Neste has successfully commissioned an upgrading facility for liquefied waste plastic (LWP) at its Porvoo refinery in Finland. It is claimed to be the world’s largest LWP upgrading facility with a processing capacity of up to 150 000 tonnes.

The EUR 111 million investment marks a major milestone in the scale-up of chemical recycling, enabling the production of high-quality feedstock for the plastics and chemicals industry.

‘The successful commissioning proves we can process LWP at an industrial scale,’ says Jori Sahlsten, evp of oil products at Neste. ‘This achievement demonstrates Neste’s capability to develop advanced technology, set safety standards and create new supply chains for challenging new raw materials.’

Challenging streams

Construction of the new facility and its integration to the existing oil refinery began in 2023 and was completed at the end of 2025. Production ramp-up started earlier this year. Neste has processed pyrolysis oil since 2020.

Neste says the new facility closes the quality gap between crude LWP and typical raw materials required by the petrochemical industry. The plant has been designed to process oils derived from challenging waste plastic streams such as multi-layer packaging, mixed plastic waste and contaminated plastics.
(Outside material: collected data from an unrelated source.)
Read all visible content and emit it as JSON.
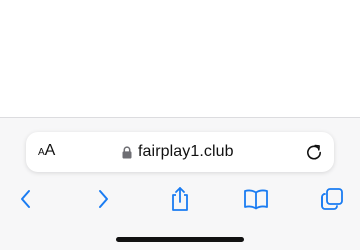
{
  "colors": {
    "accent": "#1a7cf2",
    "toolbar_bg": "#f7f7f8",
    "text": "#111111"
  },
  "address_bar": {
    "text_size_small": "A",
    "text_size_large": "A",
    "url": "fairplay1.club",
    "lock_icon": "lock-icon",
    "reload_icon": "reload-icon"
  },
  "toolbar": {
    "items": [
      {
        "name": "back",
        "icon": "chevron-left-icon"
      },
      {
        "name": "forward",
        "icon": "chevron-right-icon"
      },
      {
        "name": "share",
        "icon": "share-icon"
      },
      {
        "name": "bookmarks",
        "icon": "book-icon"
      },
      {
        "name": "tabs",
        "icon": "tabs-icon"
      }
    ]
  }
}
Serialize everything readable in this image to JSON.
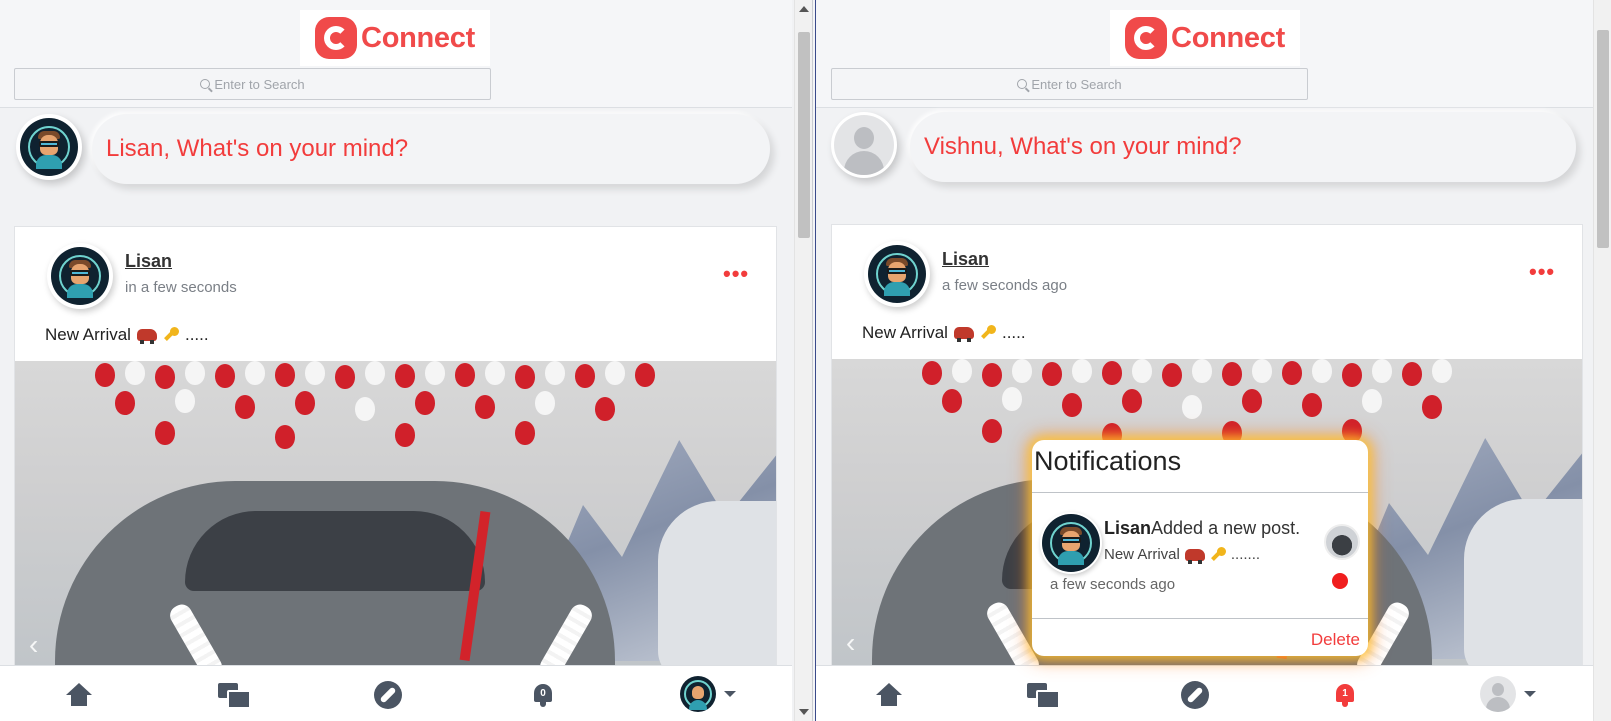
{
  "brand": {
    "name": "Connect",
    "color": "#f04a4a"
  },
  "search": {
    "placeholder": "Enter to Search"
  },
  "left": {
    "composer_prompt": "Lisan, What's on your mind?",
    "post": {
      "author": "Lisan",
      "time": "in a few seconds",
      "text": "New Arrival",
      "text_suffix": ".....",
      "menu": "•••"
    },
    "nav": {
      "notification_count": "0"
    }
  },
  "right": {
    "composer_prompt": "Vishnu, What's on your mind?",
    "post": {
      "author": "Lisan",
      "time": "a few seconds ago",
      "text": "New Arrival",
      "text_suffix": ".....",
      "menu": "•••"
    },
    "nav": {
      "notification_count": "1"
    },
    "notifications": {
      "title": "Notifications",
      "items": [
        {
          "actor": "Lisan",
          "action": "Added a new post.",
          "preview": "New Arrival",
          "preview_suffix": ".......",
          "time": "a few seconds ago"
        }
      ],
      "delete_label": "Delete"
    }
  },
  "icons": {
    "nav": [
      "home-icon",
      "chat-icon",
      "compass-icon",
      "bell-icon",
      "avatar"
    ],
    "emoji": [
      "car-emoji",
      "key-emoji"
    ]
  }
}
‘We enable the scale-up of chemical recycling by upgrading LWP,’ adds director of polymers and chemicals Maiju Helin. ‘The plastic originates from low-quality waste streams not suitable for mechanical recycling and destined for incineration or landfills. Thanks to our new facility, even hard-to-recycle plastic waste can be upgraded to meet the feedstock quality requirements of companies manufacturing high-quality plastics.’

Mass balance

But she cautions that the European Commission’s current rules for calculating recycled content in the Single Use Plastics Directive threaten to limit the ability of refineries to serve EU’s recycled content targets. ‘For Europe’s competitiveness, we need to ensure the calculation rules are amended to include refineries in the context of the EU Packaging and Packaging Waste Regulation.’

In the upgrading facility, Neste processes LWP with crude oil. A mass balance approach is applied to attribute the recycled raw materials used in the process to its recycled Neste RE product. When Neste RE is used to replace fossil feedstock in plastics manufacturing, a reduction of over 70% in virgin fossil resource consumption (abiotic depletion) and a reduction of over 35% in greenhouse gas emissions is achieved.

Neste is a leading producer of renewable diesel and sustainable aviation fuel with production in three continents. It also produces high-quality oil products at its Porvoo refinery in Finland.